We have seen this dynamic before in the Interactive Advertising Bureau’s “The 200 vs. The 10 Million” framework from 2022. The 200 were the limited group of advertisers who supplied 88% of US network TV revenue. The 10 million were the emerging SMB advertisers on Facebook and Google. Platforms that bet on the latter made the better long-term play, and legacy media companies are playing catch up. Instagram now reports that over 200 million business accounts worldwide are posting videos and photos.
Recent earnings calls suggest that number will only keep growing. Amazon CEO Andy Jassy told investors last week that the AI tools make it “so much faster and so much easier” for SMBs and predicted there will be “a lot more advertisers with the rise of what’s happening in AI.” Google SVP and Chief Business Officer Philipp Schindler told investors on its Q1 2026 earnings call that AI-driven Search advertising campaigns enable SMBs to reach customers “at a scale that really wasn’t possible even a few years ago.”
The implication is clear—more SMBs with more tools will compete directly with both media incumbents offering products and CPG incumbents. With traditional TV inventory declining and streaming advertising fragmented across multiple Smart TV operators and streaming services, the incumbents will have less leverage over the rest of the marketplace. Kraft Heinz’s new CEO Steve Cahillane recently admitted as much to the Wall Street Journal: “I think we took for granted that brands would always stay relevant with consumers, and they don’t, no brand does.”
Reach is not Resonance
A media brand product play that lacks intentional audience building monetizes existing brand equity—an annuity on a depreciating asset. A creator-led brand with genuine audience resonance compounds, because every piece of content deepens the relationship that drives purchase.
People Inc. has reach and its first-party data (via its AI ad targeting product D/Cipher) can identify consumers for whom the brand resonates. The harder question is whether any of its brands have the depth of relationship that converts to purchases from fan bases—and not just a one-time trial driven by brand recognition.
Any partnership with a CPG incumbent begins with incompatible survival modes. A media brand survives on audience trust and monetizable attention—a niche of loyal, paying readers is a viable business.
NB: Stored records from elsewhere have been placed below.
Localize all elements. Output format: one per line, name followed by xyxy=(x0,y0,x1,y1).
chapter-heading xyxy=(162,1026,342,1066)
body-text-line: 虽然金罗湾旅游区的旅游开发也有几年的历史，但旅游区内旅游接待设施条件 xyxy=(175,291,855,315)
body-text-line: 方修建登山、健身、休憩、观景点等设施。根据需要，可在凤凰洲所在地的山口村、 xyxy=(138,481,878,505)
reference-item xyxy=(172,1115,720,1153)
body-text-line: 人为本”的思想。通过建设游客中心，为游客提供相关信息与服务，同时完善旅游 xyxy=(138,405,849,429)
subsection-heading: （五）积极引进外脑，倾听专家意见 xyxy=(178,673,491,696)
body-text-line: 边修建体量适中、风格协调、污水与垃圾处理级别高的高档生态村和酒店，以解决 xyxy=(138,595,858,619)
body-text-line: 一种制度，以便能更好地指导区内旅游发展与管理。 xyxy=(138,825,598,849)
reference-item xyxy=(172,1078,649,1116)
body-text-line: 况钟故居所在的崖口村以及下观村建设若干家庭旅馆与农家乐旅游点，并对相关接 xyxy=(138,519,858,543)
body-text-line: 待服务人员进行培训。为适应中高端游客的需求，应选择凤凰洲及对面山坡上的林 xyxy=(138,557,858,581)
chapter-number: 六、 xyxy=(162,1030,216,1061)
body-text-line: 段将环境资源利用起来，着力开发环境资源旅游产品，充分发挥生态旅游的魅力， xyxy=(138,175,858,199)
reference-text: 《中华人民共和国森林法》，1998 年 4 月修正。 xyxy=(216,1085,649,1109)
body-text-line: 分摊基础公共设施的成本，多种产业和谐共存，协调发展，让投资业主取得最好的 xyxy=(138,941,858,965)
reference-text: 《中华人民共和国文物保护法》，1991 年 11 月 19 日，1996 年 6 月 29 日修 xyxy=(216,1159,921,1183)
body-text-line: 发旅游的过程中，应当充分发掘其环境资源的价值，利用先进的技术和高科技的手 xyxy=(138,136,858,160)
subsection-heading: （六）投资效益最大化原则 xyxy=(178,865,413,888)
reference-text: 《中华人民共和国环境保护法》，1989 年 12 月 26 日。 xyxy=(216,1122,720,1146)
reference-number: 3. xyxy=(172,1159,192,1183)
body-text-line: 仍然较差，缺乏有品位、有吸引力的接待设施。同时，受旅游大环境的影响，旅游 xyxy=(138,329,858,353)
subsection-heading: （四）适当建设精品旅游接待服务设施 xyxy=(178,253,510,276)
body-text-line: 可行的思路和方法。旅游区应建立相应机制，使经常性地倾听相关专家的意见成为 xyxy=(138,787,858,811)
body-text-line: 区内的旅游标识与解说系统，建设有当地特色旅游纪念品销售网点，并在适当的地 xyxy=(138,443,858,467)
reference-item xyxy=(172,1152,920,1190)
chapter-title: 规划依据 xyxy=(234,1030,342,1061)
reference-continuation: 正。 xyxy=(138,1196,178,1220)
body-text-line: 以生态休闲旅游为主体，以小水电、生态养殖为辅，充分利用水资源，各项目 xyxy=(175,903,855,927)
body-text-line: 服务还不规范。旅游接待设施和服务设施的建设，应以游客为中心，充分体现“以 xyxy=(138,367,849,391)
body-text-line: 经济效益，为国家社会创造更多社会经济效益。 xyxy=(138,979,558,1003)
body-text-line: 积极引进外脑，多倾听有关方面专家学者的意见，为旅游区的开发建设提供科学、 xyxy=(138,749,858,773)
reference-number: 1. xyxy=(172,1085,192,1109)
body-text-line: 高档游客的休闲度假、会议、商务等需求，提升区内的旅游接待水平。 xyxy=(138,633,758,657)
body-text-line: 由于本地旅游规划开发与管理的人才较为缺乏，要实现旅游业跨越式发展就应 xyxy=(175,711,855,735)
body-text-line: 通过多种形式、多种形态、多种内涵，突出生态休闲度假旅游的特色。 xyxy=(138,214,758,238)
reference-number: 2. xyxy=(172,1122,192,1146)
A CPG brand survives on shelf velocity and distribution coverage at scale. Under market pressure, both incumbents will optimize for their own survival in opposite directions.
Three outcomes are possible once a product finds resonance:
A viable product creates an annuity—steady revenue from a loyal niche that licensing alone would not capture, with both parties content to maintain the arrangement.
A hit product creates a revenue spike, but the shelf life of breakout CPG brands is shortening—what looks like a compounding asset may be a one-hit wonder that fades before it can become the foundation of anything larger.
A “giant” product generates sustained compounding returns and consumer retention over time, but Alldian’s data suggests this is the exception and not the rule. It also shows creators and brands with highly targeted products are best-positioned to succeed.
In the first scenario, People, Inc. has a revenue stream but not a company-defining asset. In the second, it needs to have a larger pipeline of products. In the third, the partnership structure that enables INVERSION may be the very thing that prevents it from reaching Diller’s ambition.
It makes one wonder whether People, Inc. may be better off licensing its IP to multiple SMBs and letting them compete for the best consumer product.